I am [probably] also a Daughter of American Revolution. I haven't actually traced that lineage.
I am a Native Daughter.
I am a direct descendent of immigrants. French, German Jew, Irish, Scottish, Czechoslovakian.
I grew up in the South with a Southern mother, and a Northern father.
But that is not what you see when you meet me.
When you meet me, you are greeted by my VERY white face, my abundant (graying) curls, and my mystifyingly slanted eyes...which show up when I smile, as I am wont to do when I meet people.
This week I have been in such horrible shock I have not known how to respond to the sickening events happening in our world. I have been sitting, reading how others, much more eloquently than I, have espoused speaking up, making changes, brokering peace amidst such tumultuous events. I am forever-grateful for those who HAVE made their voices heard.
Over the past 18 months, I have had the honor to work with some of this country's amazing immigrants, it's poor, and it's AMAZINGLY resilient people. I have worked with Africans, Asians of many stripes, Latinas/Latinos, and pretty much everyone in-between. I have learned SO MUCH.

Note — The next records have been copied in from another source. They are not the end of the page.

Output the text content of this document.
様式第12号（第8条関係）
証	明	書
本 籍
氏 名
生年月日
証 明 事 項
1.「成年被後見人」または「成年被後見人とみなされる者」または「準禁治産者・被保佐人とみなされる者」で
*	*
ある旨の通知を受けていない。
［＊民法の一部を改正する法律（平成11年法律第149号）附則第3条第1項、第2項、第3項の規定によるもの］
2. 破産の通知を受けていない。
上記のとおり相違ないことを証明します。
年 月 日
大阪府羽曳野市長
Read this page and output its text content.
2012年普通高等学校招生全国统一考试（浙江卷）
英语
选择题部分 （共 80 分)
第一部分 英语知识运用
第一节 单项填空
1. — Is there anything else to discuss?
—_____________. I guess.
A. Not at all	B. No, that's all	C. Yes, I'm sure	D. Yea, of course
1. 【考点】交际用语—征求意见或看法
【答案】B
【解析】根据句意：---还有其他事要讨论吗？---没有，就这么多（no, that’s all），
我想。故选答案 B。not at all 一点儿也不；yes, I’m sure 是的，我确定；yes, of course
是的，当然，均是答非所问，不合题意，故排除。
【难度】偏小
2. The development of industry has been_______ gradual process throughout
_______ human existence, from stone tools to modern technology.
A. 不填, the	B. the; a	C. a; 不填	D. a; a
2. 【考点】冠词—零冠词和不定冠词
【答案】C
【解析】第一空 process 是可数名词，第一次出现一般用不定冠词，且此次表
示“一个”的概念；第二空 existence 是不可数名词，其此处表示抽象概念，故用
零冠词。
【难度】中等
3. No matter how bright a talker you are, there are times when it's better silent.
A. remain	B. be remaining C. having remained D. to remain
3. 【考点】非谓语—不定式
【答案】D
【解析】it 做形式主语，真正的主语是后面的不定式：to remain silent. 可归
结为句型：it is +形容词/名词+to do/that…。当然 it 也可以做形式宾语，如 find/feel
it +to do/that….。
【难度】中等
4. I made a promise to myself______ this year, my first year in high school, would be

I have learned that, even though I grew up poor, and abused, and neglected, and dirty, I have SO VERY MUCH privilege.
I have learned about my blind spots.
I have learned to be more open-handed and generous...NOT something I learned growing up.
I have been learning about seeing past labels, and skin tones, and hairstyles, and cultural differences, and looking into people's eyes, and seeing the depth of their hurts, and heartaches, and hangups. I hope that I have been learning to see people the way God sees them...as people made in His image, for His purpose.
There WAS a point in time I was stuck in the mindset of pride and fear that leads to "demonstrations" and "riots", such as has been evidenced this week. There WAS a time, WAY back in Bible college, when some very brave young men challenged me to look deep inside me to see my own prejudices, and started the process of (hopefully) weeding out that sin in my life.
In light of this week's events, I hope I can continue this learning and growing process, and I hope you will join me. Because my past, my background, my roots...they are meaningless. I am a new person, bought by the blood of Jesus, and He has given me a higher call...one of healing and love and reconciliation with Him. I am praying to that end. Please join me.
"...for God did not give us a spirit of fear, but of power, and of love, and of a sound mind;"
2 Timothy 1:7
"Do not conform to the pattern of this world, but be transformed by the renewing of your mind. Then you will be able to test and approve what God's will is - His good, pleasing and perfect will."